What good is equality law if it doesn’t offer meaningful protection to those who experience the most discrimination and marginalization in our society? This week, West Coast LEAF is at the BC Court of Appeal in coalition with the Community Legal Assistance Society (CLAS) speaking out for homeless people’s right to access justice under the BC Human Rights Code.

The Human Rights Code promotes substantive equality by having regard for individual and group needs, life circumstances and experiences of systemic injustice, not merely by treating everybody identically. The Code offers recourse in situations where individuals or groups are being unfairly disadvantaged because of who they are. And West Coast LEAF strongly believes that unfair disadvantage based on identity is at play in the case currently before the BC Court of Appeal, Vancouver Area Network of Drug Users v Downtown Vancouver Business Improvement Association (DVBIA).

This case centres on a claim that the DVBIA’s Downtown Ambassadors Program violated the Human Rights Code by systemically harassing and removing homeless people from public spaces in downtown Vancouver– homeless people, who are disproportionately Indigenous, people with disabilities such as serious mental health issues, and people with addictions.

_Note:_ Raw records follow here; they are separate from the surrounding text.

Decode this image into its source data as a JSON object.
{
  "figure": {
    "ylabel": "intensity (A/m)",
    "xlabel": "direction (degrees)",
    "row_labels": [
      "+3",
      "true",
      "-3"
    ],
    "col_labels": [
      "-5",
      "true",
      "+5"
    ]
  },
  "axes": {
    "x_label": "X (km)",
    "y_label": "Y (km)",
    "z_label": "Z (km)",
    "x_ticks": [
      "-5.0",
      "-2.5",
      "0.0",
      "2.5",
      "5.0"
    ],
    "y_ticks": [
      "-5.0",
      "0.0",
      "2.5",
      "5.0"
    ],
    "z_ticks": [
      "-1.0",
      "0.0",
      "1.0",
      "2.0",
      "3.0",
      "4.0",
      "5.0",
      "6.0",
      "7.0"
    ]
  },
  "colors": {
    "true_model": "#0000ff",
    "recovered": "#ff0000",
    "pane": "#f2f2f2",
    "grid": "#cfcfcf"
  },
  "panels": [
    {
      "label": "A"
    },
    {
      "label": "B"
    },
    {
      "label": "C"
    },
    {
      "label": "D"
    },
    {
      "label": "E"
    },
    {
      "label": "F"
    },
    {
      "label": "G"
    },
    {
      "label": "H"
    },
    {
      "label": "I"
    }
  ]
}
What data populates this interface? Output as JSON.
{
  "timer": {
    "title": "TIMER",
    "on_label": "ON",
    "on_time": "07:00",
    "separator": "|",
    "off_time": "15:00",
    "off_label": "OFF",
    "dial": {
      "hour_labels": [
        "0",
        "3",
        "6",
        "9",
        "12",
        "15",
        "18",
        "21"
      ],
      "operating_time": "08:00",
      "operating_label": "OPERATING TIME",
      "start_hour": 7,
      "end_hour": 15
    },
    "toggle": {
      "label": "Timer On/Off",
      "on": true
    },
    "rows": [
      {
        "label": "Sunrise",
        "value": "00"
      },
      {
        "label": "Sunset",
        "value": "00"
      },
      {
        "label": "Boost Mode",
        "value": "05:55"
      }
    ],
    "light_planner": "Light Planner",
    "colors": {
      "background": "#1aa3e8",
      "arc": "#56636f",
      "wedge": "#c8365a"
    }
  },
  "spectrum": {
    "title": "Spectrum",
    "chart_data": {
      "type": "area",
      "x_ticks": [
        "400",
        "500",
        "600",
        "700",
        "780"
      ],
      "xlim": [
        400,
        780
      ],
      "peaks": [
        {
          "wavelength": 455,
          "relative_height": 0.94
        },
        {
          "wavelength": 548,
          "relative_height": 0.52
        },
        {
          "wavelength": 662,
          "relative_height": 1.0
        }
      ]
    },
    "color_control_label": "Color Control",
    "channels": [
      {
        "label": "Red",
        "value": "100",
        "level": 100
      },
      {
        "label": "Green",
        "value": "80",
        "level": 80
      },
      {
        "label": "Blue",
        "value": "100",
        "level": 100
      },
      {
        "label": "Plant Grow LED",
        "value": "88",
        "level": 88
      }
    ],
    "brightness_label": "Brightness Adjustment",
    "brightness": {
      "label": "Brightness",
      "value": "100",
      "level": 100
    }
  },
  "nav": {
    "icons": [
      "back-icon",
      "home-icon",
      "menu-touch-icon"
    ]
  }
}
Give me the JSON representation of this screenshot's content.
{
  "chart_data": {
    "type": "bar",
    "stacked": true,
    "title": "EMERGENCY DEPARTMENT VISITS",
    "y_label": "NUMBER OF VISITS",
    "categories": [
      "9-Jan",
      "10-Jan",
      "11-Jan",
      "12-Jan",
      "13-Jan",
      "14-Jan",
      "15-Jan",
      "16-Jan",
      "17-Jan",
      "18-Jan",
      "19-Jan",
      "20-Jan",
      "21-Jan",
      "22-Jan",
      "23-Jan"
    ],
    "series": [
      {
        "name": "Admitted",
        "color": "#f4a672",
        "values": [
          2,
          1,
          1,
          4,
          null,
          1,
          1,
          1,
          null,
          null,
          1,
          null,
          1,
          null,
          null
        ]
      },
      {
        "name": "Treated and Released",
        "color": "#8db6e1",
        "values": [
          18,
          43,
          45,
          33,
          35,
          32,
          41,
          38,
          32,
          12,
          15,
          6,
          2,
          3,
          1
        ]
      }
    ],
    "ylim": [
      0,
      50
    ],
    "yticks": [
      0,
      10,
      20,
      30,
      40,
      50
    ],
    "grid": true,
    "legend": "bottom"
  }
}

At issue now is what evidence must be present to show discrimination, with the DVBIA and the City of Vancouver arguing that there was not enough evidence to show that the removals were based on grounds protected under human rights law. We say that the burden of evidence cannot be so high as to exclude our most disenfranchised people – what is human rights law for, if not to protect the most vulnerable among us? This case has implications beyond the particular claimants before the court. It raises concerns for all claimants seeking equal protection of the law, including women and girls.

In April 2015, West Coast LEAF and CLAS intervened jointly in this case at the BC Supreme Court to argue that the evidence required to establish discrimination under the law must take into account people’s lived realities and not create needless, additional barriers to accessing justice. For example, homeless people should not necessarily be required to testify in court when adequate statistical evidence will demonstrate that they were disproportionately targeted – and disproportionately harmed – by the removals. The BC Supreme Court agreed with our arguments.

On October 5-6, the BC Court of Appeal will hear the appeal of the lower court’s decision. Once again, West Coast LEAF and CLAS are in court to defend homeless people’s right to equal protection and to advocate in favour of a flexible approach to evidence of discrimination that makes justice more accessible to all.

West Coast LEAF was founded with the goal of ensuring that the law’s equality rights protections would translate into concrete improvements in the lives of women, including those who experience the greatest obstacles to accessing justice. More than three decades later, we have not lost sight of the promise of human rights law or of our responsibility to fight to make sure its promise is realized.